Cortisol has various actions in the body, including regulation of glucose levels in the body, increasing lipolysis, metabolism regulation, and blood pressure regulation.

In Addison’s disease, there is autoimmune destruction of the cortex of the adrenal gland, resulting in inadequate production of aldosterone and/or cortisol. This results in high levels of ACTH in attempts to cause the gland to release hormone. As a side, ACTH shares a precursor with melanocyte stimulating hormone. In order to make more ACTH, the body produces additional precursor which consequently results in increased levels of melanocyte stimulating hormone which is thought to be the cause of hyperpigmentation seen in Addison’s disease.

Clinical Features


Patients may either present with chronic features of Addison’s disease, or in an acute Addisonian crisis. Due to deficiencies in aldosterone and cortisol, patients can present with electrolyte abnormalities which tend to follow the profile of:

  • Hyponatraemia: Low aldosterone = less sodium reabsorption
  • Hyperkalaemia: Low aldosterone = less potassium excretion
  • Hypercalcaemia
  • Hypoglycaemia: Inadequate glucocorticoids

Chronic features include:

  • Malaise, fatigue, and general weakness
  • Salt cravings: Mineralocorticoid deficiency
  • Muscle cramps
  • Hypotension and postural hypotension
  • Weight loss
  • Hyperpigmentation
  • Vitiligo: Tends to occur in patients with autoimmune Addison’s
  • Loss of body hair
  • Low libido

For features of a crisis, please see the crisis section of these revision notes.

Investigations


Bedside

  • Lying/standing blood pressure

Bloods

  • FBC, LFT, TFT
  • U&E: Electrolyte abnormalities
  • Blood glucose: May be low
  • Calcium: Hypercalcaemia
  • Serum cortisol: Usually measured in the morning between 8-9am as this is when cortisol levels peak. This is usually low.
  • 21-hydroxylase adrenal autoantibodies: Can be positive in patients with autoimmune Addison’s disease

Special Tests

  • Short synacthen test: This involves administering a synthetic ACTH, either IV/IM. Serum cortisol levels are checked before the injection, and then 30 minutes after the administration. Normally, cortisol levels should increase to >500-550 nanomol/L – if it fails to increase sufficiently, the patient has adrenal insufficiency.

Management


Management of Addison’s disease involves replacing the deficient glucocorticoid and mineralocorticoid hormones, usually with hydrocortisone and fludrocortisone respectively.

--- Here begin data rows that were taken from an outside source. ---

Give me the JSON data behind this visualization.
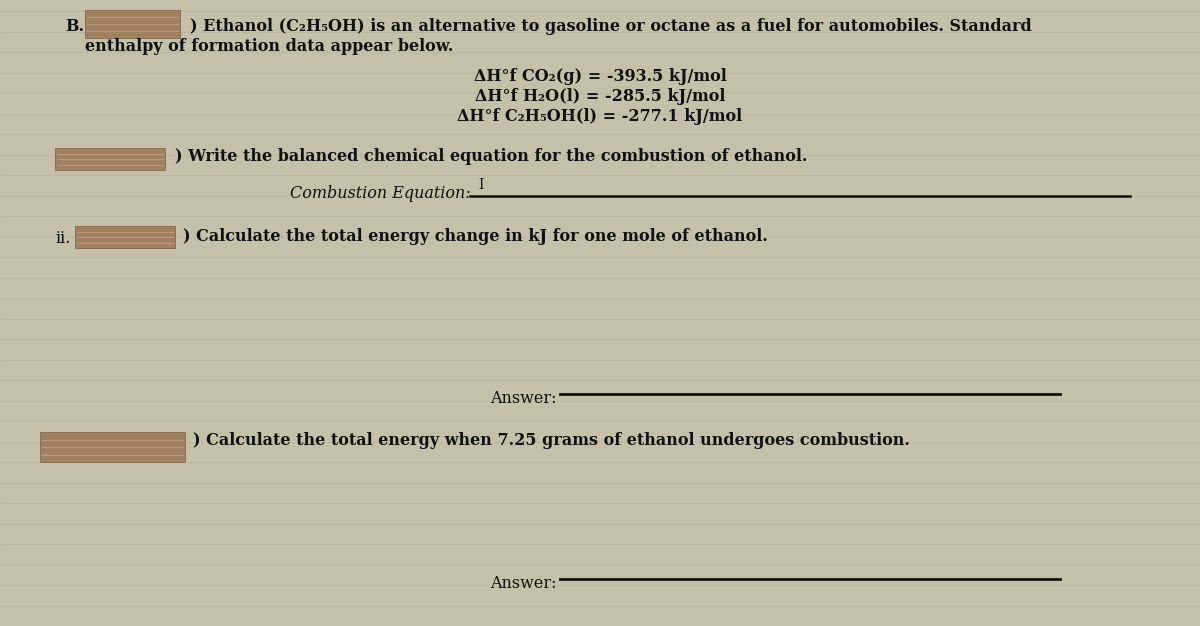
{
  "background_color": "#c4c0aa",
  "grid_line_color": "#b0ab97",
  "text_color": "#111111",
  "line_color": "#111111",
  "redact_color": "#a08060",
  "redact_edge": "#7a6040",
  "font_size": 11.5,
  "font_size_eq": 11.5,
  "B_label": "B.",
  "intro_text1": ") Ethanol (C₂H₅OH) is an alternative to gasoline or octane as a fuel for automobiles. Standard",
  "intro_text2": "enthalpy of formation data appear below.",
  "eq1": "ΔH°f CO₂(g) = -393.5 kJ/mol",
  "eq2": "ΔH°f H₂O(l) = -285.5 kJ/mol",
  "eq3": "ΔH°f C₂H₅OH(l) = -277.1 kJ/mol",
  "part_i_text": ") Write the balanced chemical equation for the combustion of ethanol.",
  "combustion_label": "Combustion Equation:",
  "part_ii_num": "ii.",
  "part_ii_text": ") Calculate the total energy change in kJ for one mole of ethanol.",
  "answer1": "Answer:",
  "part_iii_text": ") Calculate the total energy when 7.25 grams of ethanol undergoes combustion.",
  "answer2": "Answer:"
}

Patients are usually given a steroid emergency card and bracelets that notify other healthcare professionals of steroid use. Patients are also provided with education surrounding Addisonian Crisis and sick day rules i.e. during periods of acute illness, patients should be doubling the dose of steroids to mimic normal steroid physiology. Other instances where steroid doses need to be increased include strenuous exercise such as a marathon, injury, nausea, vomiting, and diarrhoea.

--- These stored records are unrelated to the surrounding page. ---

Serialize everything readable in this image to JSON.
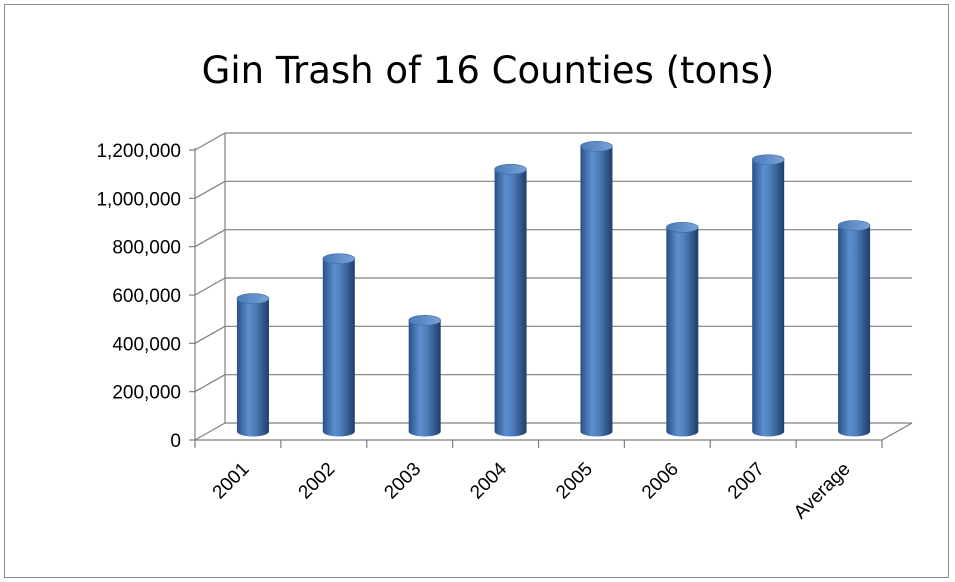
{
  "chart_data": {
    "type": "bar",
    "title": "Gin Trash of 16 Counties (tons)",
    "xlabel": "",
    "ylabel": "",
    "categories": [
      "2001",
      "2002",
      "2003",
      "2004",
      "2005",
      "2006",
      "2007",
      "Average"
    ],
    "series": [
      {
        "values": [
          550000,
          715000,
          460000,
          1085000,
          1180000,
          845000,
          1125000,
          852000
        ]
      }
    ],
    "ylim": [
      0,
      1200000
    ],
    "yticks": [
      0,
      200000,
      400000,
      600000,
      800000,
      1000000,
      1200000
    ],
    "ytick_labels": [
      "0",
      "200,000",
      "400,000",
      "600,000",
      "800,000",
      "1,000,000",
      "1,200,000"
    ],
    "grid": true,
    "legend": "none",
    "bar_shape": "cylinder",
    "bar_color": "#4f81bd"
  }
}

Individuals with Addison’s disease are also usually provided with an emergency syringe of hydrocortisone (usually 100mg) which they can self-administer in case of adrenal/Addisonian crisis.

Addisonian Crisis


An Addisonian crisis (or adrenal crisis) is a serious endocrinology emergency which occurs due to acute inadequacy of adrenal hormones. Patients with Addison’s disease may have their first presentation in crisis.

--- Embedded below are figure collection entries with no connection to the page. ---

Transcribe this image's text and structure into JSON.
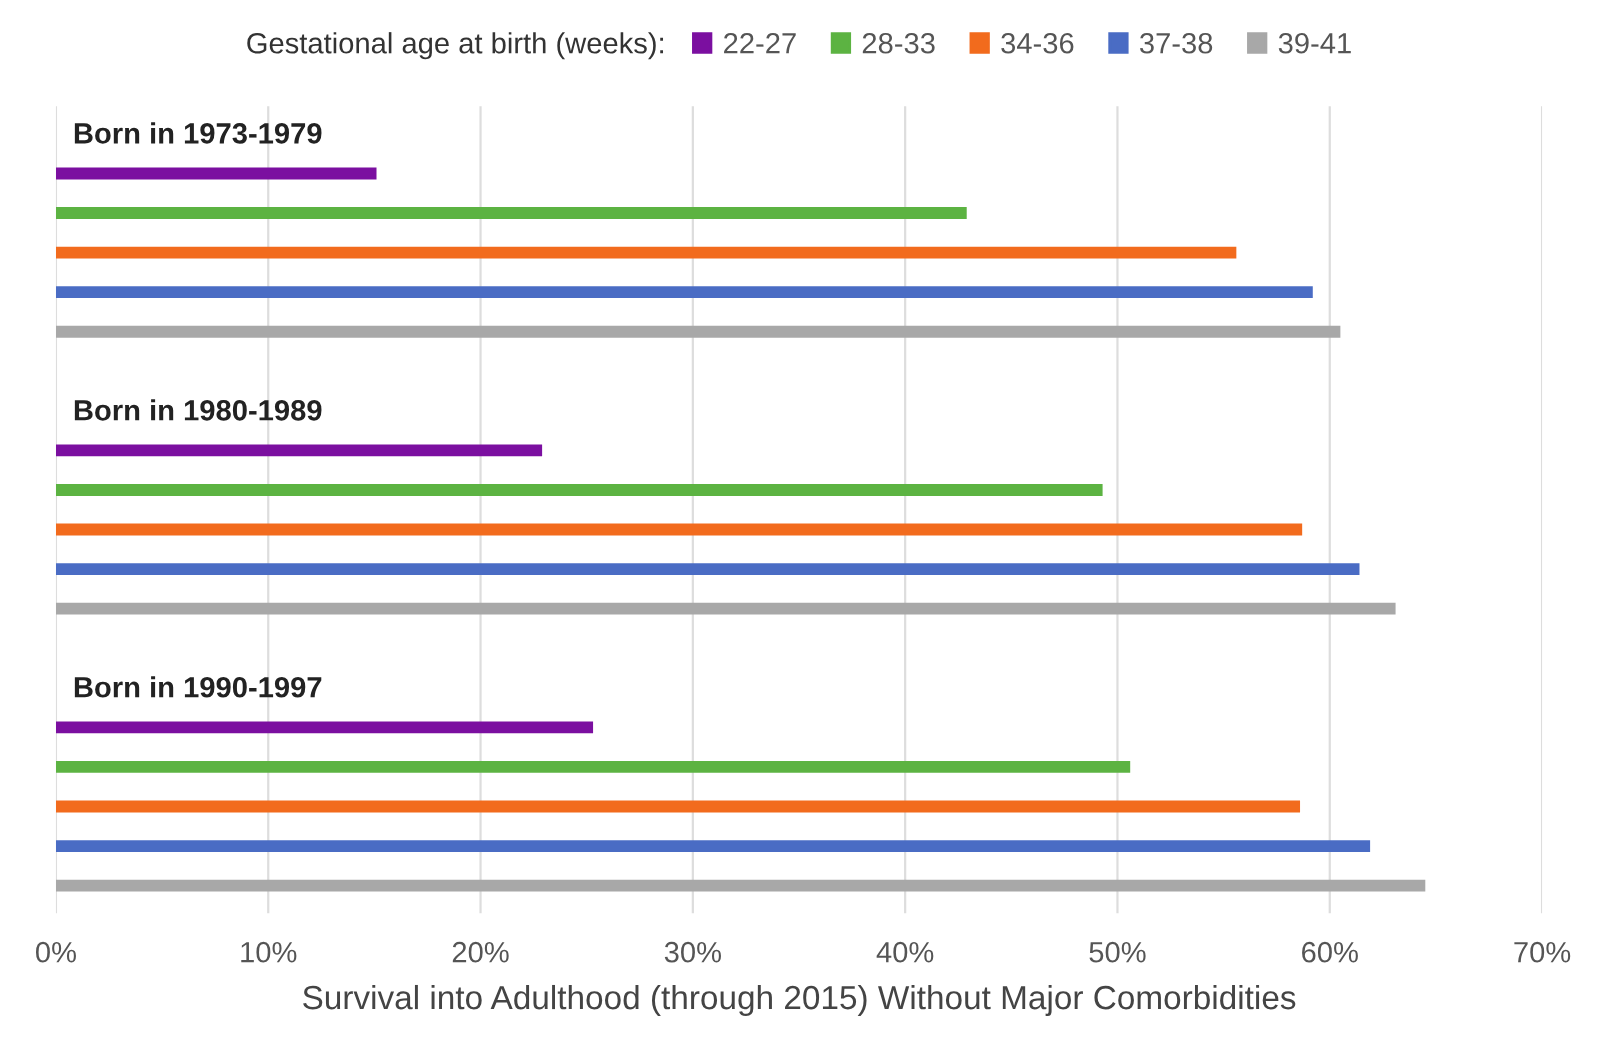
{
  "chart_data": {
    "type": "bar",
    "orientation": "horizontal",
    "xlabel": "Survival into Adulthood (through 2015) Without Major Comorbidities",
    "legend_title": "Gestational age at birth (weeks):",
    "legend": "top",
    "categories": [
      "Born in 1973-1979",
      "Born in 1980-1989",
      "Born in 1990-1997"
    ],
    "series": [
      {
        "name": "22-27",
        "color": "#7b0fa0",
        "values": [
          15.1,
          22.9,
          25.3
        ]
      },
      {
        "name": "28-33",
        "color": "#5cb342",
        "values": [
          42.9,
          49.3,
          50.6
        ]
      },
      {
        "name": "34-36",
        "color": "#f26b1d",
        "values": [
          55.6,
          58.7,
          58.6
        ]
      },
      {
        "name": "37-38",
        "color": "#4a6cc4",
        "values": [
          59.2,
          61.4,
          61.9
        ]
      },
      {
        "name": "39-41",
        "color": "#a8a8a8",
        "values": [
          60.5,
          63.1,
          64.5
        ]
      }
    ],
    "xlim": [
      0,
      70
    ],
    "xticks": [
      {
        "value": 0,
        "label": "0%"
      },
      {
        "value": 10,
        "label": "10%"
      },
      {
        "value": 20,
        "label": "20%"
      },
      {
        "value": 30,
        "label": "30%"
      },
      {
        "value": 40,
        "label": "40%"
      },
      {
        "value": 50,
        "label": "50%"
      },
      {
        "value": 60,
        "label": "60%"
      },
      {
        "value": 70,
        "label": "70%"
      }
    ],
    "grid": "x"
  }
}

The cause of Addisonian crisis is usually due to an acute stress on the body e.g. infection/surgery. As the adrenals are unable to secrete sufficient cortisol in response to the physiological stress, patients can be pushed into crisis. Clinical features include:

  • Nausea and vomiting
  • Fever
  • Abdominal pain
  • Altered mental status

Management involves urgent administration of IM or IV hydrocortisone (usually 100mg STAT, and then 50mg QDS for 24 hours), as well as fluid resuscitation and glucose replacement. Fluid balance, electrolytes and blood glucose are also typically monitored. 

References


https://cks.nice.org.uk/topics/addisons-disease/management/management/

Ralston, S. H., Penman, I. D., Strachan, M. W. J., & Hobson, R. (Eds.). (2018). Davidson’s principles and practice of medicine (23rd ed.). Elsevier Health Sciences.